Le tribunal examine, en conséquence, les dispositions légales applicables et la hiérarchie des normes. Le pouvoir conféré au Roi de fixer les conditions de l’aide forfaitaire pour l’aide de tiers figure dans l’article 93, alinéa 8 de la loi. Cette évaluation du degré de nécessité de l’aide de tiers s’effectue, sur la base de l’article 215bis, alinéa 2 de l’arrêté royal d’exécution, sur la base du nombre total de points attribués en fonction du guide utilisé pour l’évaluation du degré d’autonomie par la législation relative à l’octroi d’allocations aux handicapés, un minimum de 11 points étant exigé (le tribunal rappelle que l’article 215bis a été introduit par l’arrêté royal du 10 juillet 1998, lui-même étant remplacé par un arrêté du 29 janvier 2007).

Se tournant vers la réglementation en matière de protection des personnes handicapées, le tribunal reprend les conditions relatives à la mesure de l’autonomie. C’est l’article 5 de l’arrêté royal du 6 juillet 1987 relatif à l’allocation de remplacement de revenus et à l’allocation d’intégration, qui dispose que celle-ci s’effectue à l’aide d’un guide et d’une échelle médico-sociale fixée par arrêté ministériel. Il faut tenir compte, dans celle-ci, de cinq critères : les possibilités (i) de se déplacer, (ii) d’absorber ou de préparer sa nourriture, (iii) d’assurer son hygiène personnelle et d’accomplir des tâches ménagères, (iv) de vivre sans surveillance ainsi que d’être conscient des dangers et d’être en mesure de les éviter et, enfin (v) de communiquer et d’avoir des contacts sociaux.

Les conditions du droit à l’allocation d’intégration sont contenues dans l’arrêté ministériel du 30 juillet 1987, qui fixe les catégories et le guide pour l’évaluation du degré d’autonomie. C’est cet arrêté qui, en son article 5, définit les points, ceux-ci allant de 0 à 3, selon les difficultés croissantes rencontrées pour chacune des fonctions examinées.

Le même arrêté royal ministériel renvoie à un guide annexé, qui détermine l’évaluation du degré d’autonomie à prendre en considération.

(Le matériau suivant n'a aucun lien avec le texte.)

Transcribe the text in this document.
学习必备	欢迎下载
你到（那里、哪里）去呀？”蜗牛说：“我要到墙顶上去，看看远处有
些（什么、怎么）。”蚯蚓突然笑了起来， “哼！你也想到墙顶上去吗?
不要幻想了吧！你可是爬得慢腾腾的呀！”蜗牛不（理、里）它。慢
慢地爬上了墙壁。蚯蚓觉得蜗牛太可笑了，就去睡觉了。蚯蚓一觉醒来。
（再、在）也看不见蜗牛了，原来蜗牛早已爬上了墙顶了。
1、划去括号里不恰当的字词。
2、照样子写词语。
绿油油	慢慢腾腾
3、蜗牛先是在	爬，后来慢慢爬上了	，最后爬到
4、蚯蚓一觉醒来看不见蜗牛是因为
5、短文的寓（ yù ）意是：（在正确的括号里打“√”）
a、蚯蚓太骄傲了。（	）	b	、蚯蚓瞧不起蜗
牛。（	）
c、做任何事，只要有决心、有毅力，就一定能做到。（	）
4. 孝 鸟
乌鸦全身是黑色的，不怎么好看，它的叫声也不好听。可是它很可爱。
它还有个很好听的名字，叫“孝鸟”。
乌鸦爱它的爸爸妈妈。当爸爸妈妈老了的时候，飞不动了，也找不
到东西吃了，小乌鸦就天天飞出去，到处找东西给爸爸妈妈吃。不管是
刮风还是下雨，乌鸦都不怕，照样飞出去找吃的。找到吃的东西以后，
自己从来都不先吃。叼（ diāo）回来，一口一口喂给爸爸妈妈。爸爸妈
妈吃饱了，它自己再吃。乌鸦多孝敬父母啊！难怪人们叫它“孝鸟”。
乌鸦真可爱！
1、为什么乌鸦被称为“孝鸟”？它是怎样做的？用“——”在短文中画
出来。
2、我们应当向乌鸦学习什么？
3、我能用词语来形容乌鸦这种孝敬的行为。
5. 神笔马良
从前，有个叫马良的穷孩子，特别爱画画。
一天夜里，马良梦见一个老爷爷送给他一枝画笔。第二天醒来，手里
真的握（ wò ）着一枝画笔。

Ce guide, publié au Moniteur Belge du 6 août 1987, est le « Formule 4 », auquel s’est référé à bon droit le médecin de recours de la demanderesse.

Le tribunal en conclut que les textes n’ayant pas été modifiés depuis, il faut en effet se fonder sur l’appréciation faite selon les critères de la Formule 4. Vu l’absence de modification des arrêtés royaux et ministériels concernés ainsi que, comme le souligne le tribunal, l’absence de coordination entre le SPF et l’I.N.A.M.I. et l’absence de modification par l’I.N.A.M.I. des formulaires de décision, il faut retenir un principe général de sécurité juridique. Le tribunal considère dès lors être tenu d’écarter en l’espèce les grilles d’évaluation qui n’ont reçu aucune publicité légale requise.

Intérêt de la décision

Ce jugement du tribunal du travail de Liège a le mérite de relever, d’abord, la modification des critères intervenus dans les grilles d’évaluation « nouvelles » du SPF Affaires sociales et de l’I.N.A.M.I. et, ensuite, de rappeler que seul est valable, en l’état actuel de la réglementation, le document « Formule 4 », dont il s’avère, en l’espèce, qu’il aboutit (sans être contesté) à une évaluation bien supérieure et donnant, en tout état de cause, le droit à une aide de tiers, ce que les deux autres grilles n’auraient pas permis.